29.6 Exercises

Factual

1. How many inversions are there in the array [10, 100, 60, 40, 50]?

2. What is the space complexity of selection sort?

Problem 1

5; the violations are 100 > 60, 100 > 40, 100 > 50, 60 > 40, and 60 > 50.

Problem 2

$\Theta(1)$. All swaps in selection sort happen in-place.

Procedural

1. Draw the process of heapsort on the array [5, 9, 2], starting with the heapified array and removing the maximum each time.

2. If we are insertion sorting [5, 6, 7, 1, 8, 9, 2], how many total swaps will occur?

Problem 1

After heapification: [9, 5, 2]. We sink in reverse level order, which means that we swap 5 with 9.
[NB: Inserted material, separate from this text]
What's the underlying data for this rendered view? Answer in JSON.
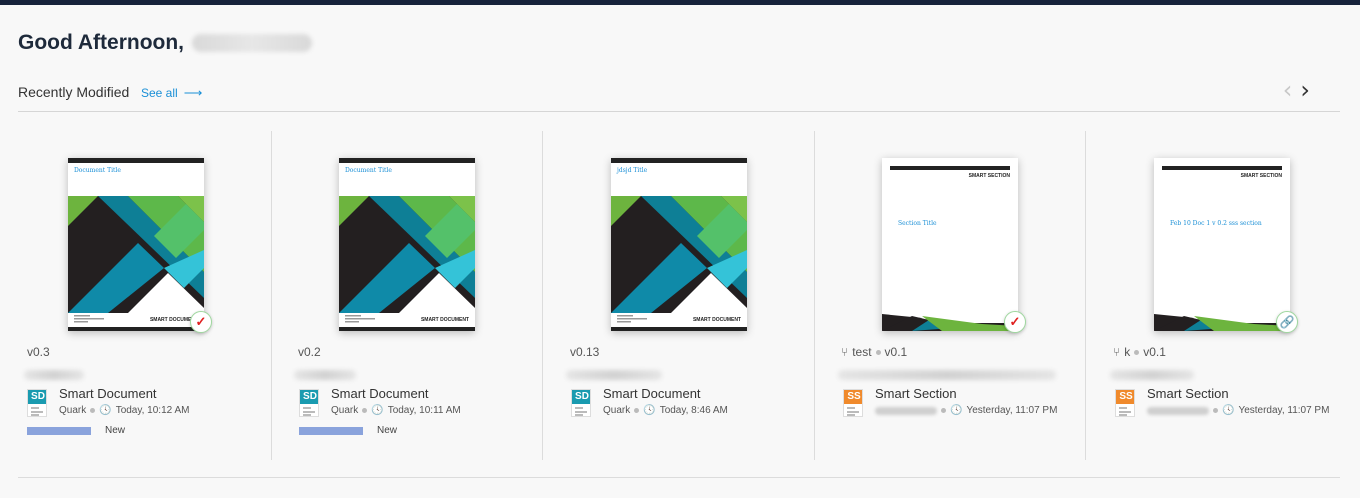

Then, the algorithm proceeds by popping off 9 ([5, 2 | 9]), then 5 ([2 | 5, 9]), then 2 ([2, 5, 9]).

Problem 2

8; simply count the number of inversions (5 > 1, 5 > 2, 6 > 1, 6 > 2, 7 > 1, 7 > 2, 8 > 2, 9 > 2).

Metacognitive

1. Which sort do you expect to run more quickly on a reversed array, selection sort or insertion sort?

Problem 1

Asymptotically, both selection and insertion sort run in $\Theta(N^2)$ on a reverse-sorted array. However, note that selection sort only does $N$ total swaps (finding the maximum, then swapping to the front), while insertion sort does on the order of $N^2$ swaps (swapping each item to the front), so insertion sort will actually be slower by a constant factor.